A história do Arosa Sun ficou marcada pela imigração de húngaros ao Canadá após a revolução na Hungria de 1956. Quando o Arosa Sun chegou a Quebec, a 10 de dezembro de 1956, transportando 257 húngaros, foi acolhido por grande multidão.


Se esse foi o momento de maior brilho na sua história, o mais crucial foi o da explosão de máquinas ocorrida no litoral colombiano no dia 15 de março de 1958 e que levou à morte de duas pessoas.


Após esse acidente, o navio foi conduzido a Cristobal e depois a Baltimore para reparos, retornando de New York a Bremen a 12 de maio de 1958. A sua última viagem iniciou-se no dia 13 de setembro de 1958, saindo de Bremen em direção a Quebec e Montreal, retornando então por Quebec, Plymouth, Le Havre e Bremen. Em setembro de 1958, a companhia foi obrigada a vender o Arosa Sky e, em dezembro, o Arosa Star foi retido nas Bermudas. Também em dezembro o Arosa Sun foi retido em Bremen devido à situação financeira da Arosa Line.
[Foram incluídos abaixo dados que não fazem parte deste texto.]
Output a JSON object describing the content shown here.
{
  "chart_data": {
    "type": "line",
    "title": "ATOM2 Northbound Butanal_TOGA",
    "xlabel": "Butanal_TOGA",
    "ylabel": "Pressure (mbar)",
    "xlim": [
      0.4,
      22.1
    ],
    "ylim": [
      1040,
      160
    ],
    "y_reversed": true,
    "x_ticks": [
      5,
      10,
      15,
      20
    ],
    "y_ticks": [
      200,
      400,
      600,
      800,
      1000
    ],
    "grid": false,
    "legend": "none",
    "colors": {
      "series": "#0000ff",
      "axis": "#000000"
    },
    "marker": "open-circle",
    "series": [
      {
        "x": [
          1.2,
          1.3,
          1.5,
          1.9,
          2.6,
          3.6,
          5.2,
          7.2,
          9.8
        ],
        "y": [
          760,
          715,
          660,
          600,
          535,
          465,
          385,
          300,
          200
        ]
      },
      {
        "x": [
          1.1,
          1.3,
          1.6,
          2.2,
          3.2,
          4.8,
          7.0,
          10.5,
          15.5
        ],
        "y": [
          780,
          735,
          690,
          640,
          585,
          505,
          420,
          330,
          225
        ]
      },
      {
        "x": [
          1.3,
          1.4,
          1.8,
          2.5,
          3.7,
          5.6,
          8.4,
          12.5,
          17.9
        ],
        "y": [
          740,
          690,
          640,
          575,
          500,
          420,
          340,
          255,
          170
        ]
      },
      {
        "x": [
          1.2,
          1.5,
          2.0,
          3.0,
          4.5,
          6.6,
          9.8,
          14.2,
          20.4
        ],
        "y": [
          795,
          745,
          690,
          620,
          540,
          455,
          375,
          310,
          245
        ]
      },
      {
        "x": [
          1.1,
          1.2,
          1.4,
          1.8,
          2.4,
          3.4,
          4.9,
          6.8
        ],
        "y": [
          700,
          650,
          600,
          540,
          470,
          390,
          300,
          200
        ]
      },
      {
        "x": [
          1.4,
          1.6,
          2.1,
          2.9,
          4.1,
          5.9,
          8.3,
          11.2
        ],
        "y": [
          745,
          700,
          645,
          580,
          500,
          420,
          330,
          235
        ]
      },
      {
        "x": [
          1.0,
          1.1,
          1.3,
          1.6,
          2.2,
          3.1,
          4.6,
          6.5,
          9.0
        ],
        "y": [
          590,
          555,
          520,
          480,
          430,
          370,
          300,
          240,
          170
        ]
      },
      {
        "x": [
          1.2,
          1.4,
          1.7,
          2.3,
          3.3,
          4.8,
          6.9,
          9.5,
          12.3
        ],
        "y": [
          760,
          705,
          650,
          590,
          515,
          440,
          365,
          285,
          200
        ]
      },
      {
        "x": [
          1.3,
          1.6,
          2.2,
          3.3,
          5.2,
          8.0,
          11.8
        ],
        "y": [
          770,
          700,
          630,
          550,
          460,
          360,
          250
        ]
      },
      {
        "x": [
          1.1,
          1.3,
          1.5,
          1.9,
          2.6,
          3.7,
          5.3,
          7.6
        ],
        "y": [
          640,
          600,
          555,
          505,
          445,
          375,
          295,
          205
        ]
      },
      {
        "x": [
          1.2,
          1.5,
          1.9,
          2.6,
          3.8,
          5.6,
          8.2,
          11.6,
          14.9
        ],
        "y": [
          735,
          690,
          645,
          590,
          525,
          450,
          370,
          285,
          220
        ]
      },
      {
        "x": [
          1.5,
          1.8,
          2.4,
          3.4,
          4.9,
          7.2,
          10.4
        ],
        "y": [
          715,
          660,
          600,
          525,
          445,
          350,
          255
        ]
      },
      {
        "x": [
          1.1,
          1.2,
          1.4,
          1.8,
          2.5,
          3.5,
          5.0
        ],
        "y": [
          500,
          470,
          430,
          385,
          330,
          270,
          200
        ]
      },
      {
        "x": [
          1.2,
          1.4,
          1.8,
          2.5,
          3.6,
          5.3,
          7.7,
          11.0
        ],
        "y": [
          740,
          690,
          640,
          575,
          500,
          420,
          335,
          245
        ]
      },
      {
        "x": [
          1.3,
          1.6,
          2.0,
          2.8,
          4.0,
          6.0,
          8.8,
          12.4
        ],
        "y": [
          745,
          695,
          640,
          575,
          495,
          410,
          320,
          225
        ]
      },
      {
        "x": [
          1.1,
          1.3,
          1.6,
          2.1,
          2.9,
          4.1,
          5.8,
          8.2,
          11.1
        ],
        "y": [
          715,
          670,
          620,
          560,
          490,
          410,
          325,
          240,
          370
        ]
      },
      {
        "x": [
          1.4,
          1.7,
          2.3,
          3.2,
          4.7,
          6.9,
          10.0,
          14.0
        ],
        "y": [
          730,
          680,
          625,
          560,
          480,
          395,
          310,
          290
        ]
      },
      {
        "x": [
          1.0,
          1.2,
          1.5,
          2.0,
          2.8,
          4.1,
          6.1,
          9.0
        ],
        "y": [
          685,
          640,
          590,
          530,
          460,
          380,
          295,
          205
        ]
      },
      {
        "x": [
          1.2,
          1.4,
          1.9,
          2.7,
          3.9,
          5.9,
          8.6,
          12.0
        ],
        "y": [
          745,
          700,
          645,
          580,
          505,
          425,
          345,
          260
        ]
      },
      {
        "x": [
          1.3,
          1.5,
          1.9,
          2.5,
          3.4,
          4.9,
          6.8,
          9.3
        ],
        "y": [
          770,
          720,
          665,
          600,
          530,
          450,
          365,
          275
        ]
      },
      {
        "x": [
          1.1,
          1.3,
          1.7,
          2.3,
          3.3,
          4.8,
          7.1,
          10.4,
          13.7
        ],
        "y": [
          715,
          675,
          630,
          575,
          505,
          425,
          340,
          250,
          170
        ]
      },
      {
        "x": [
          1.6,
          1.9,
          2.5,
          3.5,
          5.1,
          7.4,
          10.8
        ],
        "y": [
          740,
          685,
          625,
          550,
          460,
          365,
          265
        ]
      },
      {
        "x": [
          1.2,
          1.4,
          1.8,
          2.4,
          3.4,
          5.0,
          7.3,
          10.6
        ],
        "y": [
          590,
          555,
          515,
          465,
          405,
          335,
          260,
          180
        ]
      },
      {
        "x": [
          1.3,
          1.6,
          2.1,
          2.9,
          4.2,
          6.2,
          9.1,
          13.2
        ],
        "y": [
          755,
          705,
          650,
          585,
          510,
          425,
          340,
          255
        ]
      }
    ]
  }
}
Significado da pesquisa de Anna Margarita Brochner Misfeldt


As pesquisas de Anna Margarita Brochner Misfeld assumem sob diferentes aspectos importância para os Estudos Culturais. Elas contribuem de forma significativa para os estudos da imigração dinamarquesa ao Brasil, tão pouco considerada, e, em contexto mais amplo, à consideração diferenciada das relações entre a Dinamarca e o Brasil, assim como aos estudos nórdicos em geral a partir de uma perspectiva brasileira.


Os materiais que levanta, provenientes de documentos guardados por membros da família e de fontes várias, entre elas de registros em livros e documentos, realiza-se com a colaboração de parentes que vivem em diferentes regiões do Brasil, em outros países da América do Sul e do Norte, assim como da Europa, criando uma rêde ampla de relações através de fronteiras que, por si, surge como relevante para estudos culturais em contextos internacionais.


O desenvolvimento das pesquisas referentes à família Brøchner Misfeldt surge como um exemplo do papel desempenhado pelos estudos genealógicos na conscientização histórica e no estreitamento de laços em rêdes familiares. A intensificação dos interesses genealógicos por parte de descendentes de imigrantes no presente, facilitada pelas possibilidades abertas pela Internet, constitui já em si um fenômeno a ser estudado sob a perspectiva dos processos de transformação cultural.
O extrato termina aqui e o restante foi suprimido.